DC-Area Data Center Nabs $67M Loan for Expansion Project
By Matt Grossman August 26, 2019 5:28 pm
reprintsEagleBank has provided a $67 million refinancing to the owners of a data center in Northern Virginia, according to Phillips Realty Capital, which advised the data center’s owners.
Those partners, Big Apple-based Safanad and Industry Capital, a San Francisco private equity firm, operate the data center through a subsidiary called Element Critical. They will use the proceeds both to knock out prior debt on the asset and to fund a renovation that will expand the center’s capacity. The 199,000-square-foot facility stands about 12 miles northwest of the U.S. Capitol Building in Vienna, Va., in the middle of an area that has quickly become America’s most important hub for cloud computing.
Safanad bought the property — which had been built in 1978 — three years ago from Meridian Group. The site also has some office space, but one mission of the upcoming renovation is to dedicate more of that square footage to the servers that tenants rent out in order to run websites or store information on the internet. The work will expand the center’s capacity to power servers by 8 megawatts, an amount sufficient to electrify several thousand homes.
William Lawson, Adam Bieber and Harmon Handorf led the Phillips team responsible for the deal. Lawson said that EagleBank was the right choice for the capital stack because of its history working on similar assets.
“We’re in the largest data-center market, and EagleBank is one of our best regional banks,” Lawson said. “They’re very knowledgable on data centers. As it relates to using more conventional capital-market lenders like banks, EagleBank stood out as the most sophisticated for this asset.”
Bryan Leigh, the executive who led the deal for EagleBank, said in a statement that working on the burgeoning asset class is “incredibly rewarding,” adding that his company “is committed to deploying more capital into this space.”
Expanding the asset’s capacity involves installing raised floors, which allows engineers to build cooling systems and route wiring under technicians’ feet.

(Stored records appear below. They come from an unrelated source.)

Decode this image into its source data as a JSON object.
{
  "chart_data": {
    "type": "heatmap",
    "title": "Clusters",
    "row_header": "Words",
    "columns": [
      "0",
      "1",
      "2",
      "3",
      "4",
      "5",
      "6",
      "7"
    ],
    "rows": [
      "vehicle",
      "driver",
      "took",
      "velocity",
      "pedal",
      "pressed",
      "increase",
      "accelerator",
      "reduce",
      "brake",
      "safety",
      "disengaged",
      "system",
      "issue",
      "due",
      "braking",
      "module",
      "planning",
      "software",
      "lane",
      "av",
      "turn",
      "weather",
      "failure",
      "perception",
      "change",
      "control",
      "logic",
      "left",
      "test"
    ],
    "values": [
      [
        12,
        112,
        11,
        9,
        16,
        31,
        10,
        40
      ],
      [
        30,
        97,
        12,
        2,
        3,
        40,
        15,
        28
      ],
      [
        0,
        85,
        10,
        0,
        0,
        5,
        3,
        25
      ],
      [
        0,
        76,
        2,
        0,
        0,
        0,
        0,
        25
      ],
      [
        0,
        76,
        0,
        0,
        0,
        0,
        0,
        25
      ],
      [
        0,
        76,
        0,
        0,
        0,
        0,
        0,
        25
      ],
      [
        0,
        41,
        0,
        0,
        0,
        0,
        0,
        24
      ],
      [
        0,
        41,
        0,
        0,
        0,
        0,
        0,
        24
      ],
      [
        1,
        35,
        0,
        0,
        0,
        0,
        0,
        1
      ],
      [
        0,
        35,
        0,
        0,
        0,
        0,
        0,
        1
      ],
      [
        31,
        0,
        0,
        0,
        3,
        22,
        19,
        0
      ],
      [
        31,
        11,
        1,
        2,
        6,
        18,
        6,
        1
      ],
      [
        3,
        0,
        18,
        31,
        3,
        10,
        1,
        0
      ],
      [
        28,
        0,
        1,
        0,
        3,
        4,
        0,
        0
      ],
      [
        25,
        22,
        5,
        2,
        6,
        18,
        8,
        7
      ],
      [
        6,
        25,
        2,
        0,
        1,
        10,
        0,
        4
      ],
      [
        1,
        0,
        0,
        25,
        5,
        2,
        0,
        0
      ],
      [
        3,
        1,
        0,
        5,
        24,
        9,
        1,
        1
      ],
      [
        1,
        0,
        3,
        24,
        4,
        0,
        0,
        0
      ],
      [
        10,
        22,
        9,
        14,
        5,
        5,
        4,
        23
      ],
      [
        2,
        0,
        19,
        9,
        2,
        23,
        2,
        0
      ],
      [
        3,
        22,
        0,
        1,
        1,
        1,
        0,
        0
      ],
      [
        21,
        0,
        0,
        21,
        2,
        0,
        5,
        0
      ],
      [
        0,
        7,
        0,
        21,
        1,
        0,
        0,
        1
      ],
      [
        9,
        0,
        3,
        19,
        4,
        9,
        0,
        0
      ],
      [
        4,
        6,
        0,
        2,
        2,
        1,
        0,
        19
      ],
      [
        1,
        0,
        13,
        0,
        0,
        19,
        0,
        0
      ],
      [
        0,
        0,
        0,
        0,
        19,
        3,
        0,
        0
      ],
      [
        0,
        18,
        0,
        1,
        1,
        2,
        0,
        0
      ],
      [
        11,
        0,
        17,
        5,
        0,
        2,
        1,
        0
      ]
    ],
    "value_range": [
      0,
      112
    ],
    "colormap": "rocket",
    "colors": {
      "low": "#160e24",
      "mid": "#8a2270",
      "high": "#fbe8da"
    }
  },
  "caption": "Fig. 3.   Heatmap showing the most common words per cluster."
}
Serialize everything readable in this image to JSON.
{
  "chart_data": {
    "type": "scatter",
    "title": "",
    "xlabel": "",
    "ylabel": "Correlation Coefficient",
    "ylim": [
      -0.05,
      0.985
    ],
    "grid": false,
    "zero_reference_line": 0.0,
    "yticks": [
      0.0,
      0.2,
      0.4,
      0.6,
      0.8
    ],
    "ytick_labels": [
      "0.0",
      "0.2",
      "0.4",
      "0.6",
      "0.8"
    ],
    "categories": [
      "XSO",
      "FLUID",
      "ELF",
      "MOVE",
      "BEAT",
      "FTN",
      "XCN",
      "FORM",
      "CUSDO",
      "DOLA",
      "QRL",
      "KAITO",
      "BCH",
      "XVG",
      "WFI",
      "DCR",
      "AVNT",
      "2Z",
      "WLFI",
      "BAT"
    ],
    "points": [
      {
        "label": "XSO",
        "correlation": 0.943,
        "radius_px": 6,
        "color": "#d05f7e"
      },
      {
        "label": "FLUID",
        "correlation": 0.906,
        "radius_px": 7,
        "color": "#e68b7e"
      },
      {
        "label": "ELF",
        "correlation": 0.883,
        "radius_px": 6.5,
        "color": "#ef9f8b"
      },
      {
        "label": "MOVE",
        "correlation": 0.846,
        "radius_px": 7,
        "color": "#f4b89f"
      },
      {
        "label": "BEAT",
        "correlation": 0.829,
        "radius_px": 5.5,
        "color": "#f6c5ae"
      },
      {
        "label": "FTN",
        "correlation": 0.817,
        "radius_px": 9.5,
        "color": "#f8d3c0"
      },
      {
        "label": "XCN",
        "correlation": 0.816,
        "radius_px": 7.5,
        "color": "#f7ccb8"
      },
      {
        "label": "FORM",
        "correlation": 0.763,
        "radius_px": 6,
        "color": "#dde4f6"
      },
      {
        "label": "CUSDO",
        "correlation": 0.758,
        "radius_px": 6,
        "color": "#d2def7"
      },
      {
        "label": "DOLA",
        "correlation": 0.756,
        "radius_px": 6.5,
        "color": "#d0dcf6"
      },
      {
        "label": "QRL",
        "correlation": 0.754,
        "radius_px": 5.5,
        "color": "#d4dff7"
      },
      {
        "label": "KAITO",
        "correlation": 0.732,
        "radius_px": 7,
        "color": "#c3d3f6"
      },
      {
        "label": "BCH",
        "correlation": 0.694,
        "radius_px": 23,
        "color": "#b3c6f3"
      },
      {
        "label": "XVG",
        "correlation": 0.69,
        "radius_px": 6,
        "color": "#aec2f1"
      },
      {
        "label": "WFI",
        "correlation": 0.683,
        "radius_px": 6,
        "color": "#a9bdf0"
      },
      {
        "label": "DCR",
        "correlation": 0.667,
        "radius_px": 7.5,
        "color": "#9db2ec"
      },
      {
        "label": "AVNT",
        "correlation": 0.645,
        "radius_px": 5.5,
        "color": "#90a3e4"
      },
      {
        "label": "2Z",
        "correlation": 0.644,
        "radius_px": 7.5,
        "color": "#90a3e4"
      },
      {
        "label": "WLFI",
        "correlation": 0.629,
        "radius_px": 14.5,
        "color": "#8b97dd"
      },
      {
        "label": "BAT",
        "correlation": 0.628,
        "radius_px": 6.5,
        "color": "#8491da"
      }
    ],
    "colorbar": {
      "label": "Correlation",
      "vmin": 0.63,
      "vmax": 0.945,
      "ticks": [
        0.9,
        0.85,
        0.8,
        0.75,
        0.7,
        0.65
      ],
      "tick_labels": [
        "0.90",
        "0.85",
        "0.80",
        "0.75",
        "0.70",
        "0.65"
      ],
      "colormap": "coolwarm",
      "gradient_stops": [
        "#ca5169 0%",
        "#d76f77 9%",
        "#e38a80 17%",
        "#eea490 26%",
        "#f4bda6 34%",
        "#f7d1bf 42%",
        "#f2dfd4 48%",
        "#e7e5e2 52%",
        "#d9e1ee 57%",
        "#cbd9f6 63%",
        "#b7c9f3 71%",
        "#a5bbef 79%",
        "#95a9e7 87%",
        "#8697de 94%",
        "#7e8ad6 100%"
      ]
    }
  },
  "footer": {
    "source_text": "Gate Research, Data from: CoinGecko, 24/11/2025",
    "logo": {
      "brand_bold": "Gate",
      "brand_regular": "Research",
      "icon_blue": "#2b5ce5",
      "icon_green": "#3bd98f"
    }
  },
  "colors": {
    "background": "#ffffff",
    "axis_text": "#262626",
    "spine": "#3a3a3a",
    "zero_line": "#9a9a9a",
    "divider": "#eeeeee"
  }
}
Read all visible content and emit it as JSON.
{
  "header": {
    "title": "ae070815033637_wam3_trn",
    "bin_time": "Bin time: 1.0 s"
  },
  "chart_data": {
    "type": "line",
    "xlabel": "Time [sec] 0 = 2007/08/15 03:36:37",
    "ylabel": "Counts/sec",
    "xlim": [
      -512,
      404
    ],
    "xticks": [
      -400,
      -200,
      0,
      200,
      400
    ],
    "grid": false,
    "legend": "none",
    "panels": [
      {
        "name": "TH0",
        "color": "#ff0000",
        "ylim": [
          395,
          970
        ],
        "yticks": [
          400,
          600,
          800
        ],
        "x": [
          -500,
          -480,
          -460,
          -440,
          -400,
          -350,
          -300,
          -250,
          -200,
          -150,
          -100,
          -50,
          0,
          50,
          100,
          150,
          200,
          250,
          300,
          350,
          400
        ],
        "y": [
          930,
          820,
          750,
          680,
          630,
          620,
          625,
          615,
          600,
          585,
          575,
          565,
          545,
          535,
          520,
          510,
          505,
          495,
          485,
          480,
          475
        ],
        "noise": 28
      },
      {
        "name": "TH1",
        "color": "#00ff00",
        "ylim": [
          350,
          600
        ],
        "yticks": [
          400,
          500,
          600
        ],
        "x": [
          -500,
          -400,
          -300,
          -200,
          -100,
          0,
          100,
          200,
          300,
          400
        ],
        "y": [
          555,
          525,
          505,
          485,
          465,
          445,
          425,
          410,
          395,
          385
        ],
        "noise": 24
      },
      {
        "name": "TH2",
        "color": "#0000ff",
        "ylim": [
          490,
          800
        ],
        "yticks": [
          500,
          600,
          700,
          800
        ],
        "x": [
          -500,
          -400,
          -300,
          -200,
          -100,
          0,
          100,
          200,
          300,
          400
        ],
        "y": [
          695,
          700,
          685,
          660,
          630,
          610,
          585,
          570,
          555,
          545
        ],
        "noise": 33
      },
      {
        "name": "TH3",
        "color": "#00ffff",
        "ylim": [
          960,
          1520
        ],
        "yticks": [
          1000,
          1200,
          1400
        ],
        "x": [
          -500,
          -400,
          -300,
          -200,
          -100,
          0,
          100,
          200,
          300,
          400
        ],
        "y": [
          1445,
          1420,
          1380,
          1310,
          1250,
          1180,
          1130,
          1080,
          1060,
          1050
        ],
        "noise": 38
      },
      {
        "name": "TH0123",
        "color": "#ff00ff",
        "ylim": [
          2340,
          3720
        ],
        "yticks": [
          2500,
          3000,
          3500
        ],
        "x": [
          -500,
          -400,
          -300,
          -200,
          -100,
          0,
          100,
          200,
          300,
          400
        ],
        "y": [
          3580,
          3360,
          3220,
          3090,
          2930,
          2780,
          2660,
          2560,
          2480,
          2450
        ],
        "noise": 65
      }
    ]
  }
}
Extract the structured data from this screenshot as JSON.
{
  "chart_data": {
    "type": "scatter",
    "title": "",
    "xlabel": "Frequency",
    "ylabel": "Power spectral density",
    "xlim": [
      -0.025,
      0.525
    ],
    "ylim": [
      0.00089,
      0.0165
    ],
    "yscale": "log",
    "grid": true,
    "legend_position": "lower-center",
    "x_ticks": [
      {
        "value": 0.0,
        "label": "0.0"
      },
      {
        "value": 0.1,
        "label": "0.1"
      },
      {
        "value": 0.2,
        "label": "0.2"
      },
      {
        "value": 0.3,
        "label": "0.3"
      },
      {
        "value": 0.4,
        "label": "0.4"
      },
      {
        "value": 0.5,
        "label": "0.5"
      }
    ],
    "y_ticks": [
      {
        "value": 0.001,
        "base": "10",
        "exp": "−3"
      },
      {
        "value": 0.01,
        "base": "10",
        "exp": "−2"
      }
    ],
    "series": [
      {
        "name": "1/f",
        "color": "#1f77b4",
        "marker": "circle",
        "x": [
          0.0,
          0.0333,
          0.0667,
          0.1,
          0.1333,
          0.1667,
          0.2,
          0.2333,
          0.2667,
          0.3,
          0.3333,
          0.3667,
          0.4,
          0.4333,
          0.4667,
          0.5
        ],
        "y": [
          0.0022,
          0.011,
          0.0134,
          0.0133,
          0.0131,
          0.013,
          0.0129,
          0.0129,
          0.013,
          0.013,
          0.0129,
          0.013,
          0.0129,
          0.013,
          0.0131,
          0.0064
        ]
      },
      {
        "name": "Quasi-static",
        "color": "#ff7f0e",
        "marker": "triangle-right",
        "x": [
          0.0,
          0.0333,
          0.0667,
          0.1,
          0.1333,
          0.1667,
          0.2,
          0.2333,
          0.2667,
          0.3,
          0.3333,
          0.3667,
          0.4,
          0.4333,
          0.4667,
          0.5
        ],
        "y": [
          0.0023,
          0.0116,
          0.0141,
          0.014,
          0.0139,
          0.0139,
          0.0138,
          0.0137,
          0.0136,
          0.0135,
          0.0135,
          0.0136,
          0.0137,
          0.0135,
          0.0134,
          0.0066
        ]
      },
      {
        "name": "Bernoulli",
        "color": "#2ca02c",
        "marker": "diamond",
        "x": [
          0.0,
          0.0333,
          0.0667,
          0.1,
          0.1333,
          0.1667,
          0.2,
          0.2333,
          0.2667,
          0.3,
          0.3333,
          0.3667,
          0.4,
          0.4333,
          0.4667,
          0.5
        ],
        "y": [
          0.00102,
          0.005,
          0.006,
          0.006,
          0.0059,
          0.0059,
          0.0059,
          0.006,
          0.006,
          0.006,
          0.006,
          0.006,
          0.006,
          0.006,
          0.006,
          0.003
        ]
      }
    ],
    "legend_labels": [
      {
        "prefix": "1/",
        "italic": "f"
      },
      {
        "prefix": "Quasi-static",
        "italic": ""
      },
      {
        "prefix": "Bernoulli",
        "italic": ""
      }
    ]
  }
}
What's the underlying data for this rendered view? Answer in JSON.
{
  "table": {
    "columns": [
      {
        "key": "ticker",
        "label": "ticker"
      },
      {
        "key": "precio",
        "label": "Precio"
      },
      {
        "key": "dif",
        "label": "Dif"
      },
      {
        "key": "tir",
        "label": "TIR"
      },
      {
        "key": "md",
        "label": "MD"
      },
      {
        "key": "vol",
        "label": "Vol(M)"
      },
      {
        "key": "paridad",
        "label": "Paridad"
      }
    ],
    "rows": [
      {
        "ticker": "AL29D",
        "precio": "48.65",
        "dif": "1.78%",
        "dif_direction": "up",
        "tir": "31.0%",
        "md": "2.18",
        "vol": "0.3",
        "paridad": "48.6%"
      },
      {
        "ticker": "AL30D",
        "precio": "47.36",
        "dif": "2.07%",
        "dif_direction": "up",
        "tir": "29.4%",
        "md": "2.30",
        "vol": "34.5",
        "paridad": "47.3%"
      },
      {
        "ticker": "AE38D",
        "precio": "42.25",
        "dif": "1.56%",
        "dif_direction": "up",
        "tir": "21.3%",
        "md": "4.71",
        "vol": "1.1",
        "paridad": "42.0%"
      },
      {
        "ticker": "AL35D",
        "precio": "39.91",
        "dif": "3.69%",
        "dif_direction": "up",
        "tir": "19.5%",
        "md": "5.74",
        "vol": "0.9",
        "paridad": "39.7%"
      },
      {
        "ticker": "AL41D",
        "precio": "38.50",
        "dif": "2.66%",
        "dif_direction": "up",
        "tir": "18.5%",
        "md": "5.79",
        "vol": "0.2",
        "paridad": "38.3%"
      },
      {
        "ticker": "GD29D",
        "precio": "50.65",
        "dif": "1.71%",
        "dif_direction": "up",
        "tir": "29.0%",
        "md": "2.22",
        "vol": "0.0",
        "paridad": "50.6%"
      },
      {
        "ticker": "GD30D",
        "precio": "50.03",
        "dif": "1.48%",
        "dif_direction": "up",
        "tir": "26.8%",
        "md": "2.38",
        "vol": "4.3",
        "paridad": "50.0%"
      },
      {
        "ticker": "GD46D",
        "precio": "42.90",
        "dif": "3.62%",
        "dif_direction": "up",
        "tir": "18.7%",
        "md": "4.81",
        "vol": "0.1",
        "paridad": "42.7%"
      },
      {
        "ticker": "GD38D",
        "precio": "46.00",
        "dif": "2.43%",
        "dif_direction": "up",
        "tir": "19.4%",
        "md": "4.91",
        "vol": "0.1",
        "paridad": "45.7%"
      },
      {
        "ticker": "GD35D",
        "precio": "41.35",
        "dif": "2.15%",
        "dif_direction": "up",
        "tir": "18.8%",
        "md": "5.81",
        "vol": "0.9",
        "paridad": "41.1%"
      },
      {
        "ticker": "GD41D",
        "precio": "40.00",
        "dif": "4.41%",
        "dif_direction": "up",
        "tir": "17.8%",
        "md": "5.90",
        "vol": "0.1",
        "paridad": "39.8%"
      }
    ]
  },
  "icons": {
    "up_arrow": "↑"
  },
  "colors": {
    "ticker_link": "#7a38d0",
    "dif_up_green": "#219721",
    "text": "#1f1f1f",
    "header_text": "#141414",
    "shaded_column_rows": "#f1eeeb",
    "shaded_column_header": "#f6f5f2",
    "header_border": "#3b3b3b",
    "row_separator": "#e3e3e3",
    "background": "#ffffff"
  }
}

At the project’s completion, the floor will be raised throughout about two-thirds of the Element Capital property. It also entails arranging for backup power. The site is a tier-three facility, the third best of four levels of reliability, which means that all its IT infrastructure has two power sources and that clients can expect to have only about an hour and a half of outages over the course of a full year.
Lawson declined to list the facility’s tenants, noting only that they’re mostly publicly traded companies with investment-grade credit.
Like EagleBank, Phillips too has made the niche asset class a priority of late, with Lawson noting that it’s brokered more than $100 million in data center debt in the last 12 months. It’s done deals in the asset class up and down suburban East Coast markets, including a $62.2 million mortgage it oversaw last summer in the suburbs of Atlanta.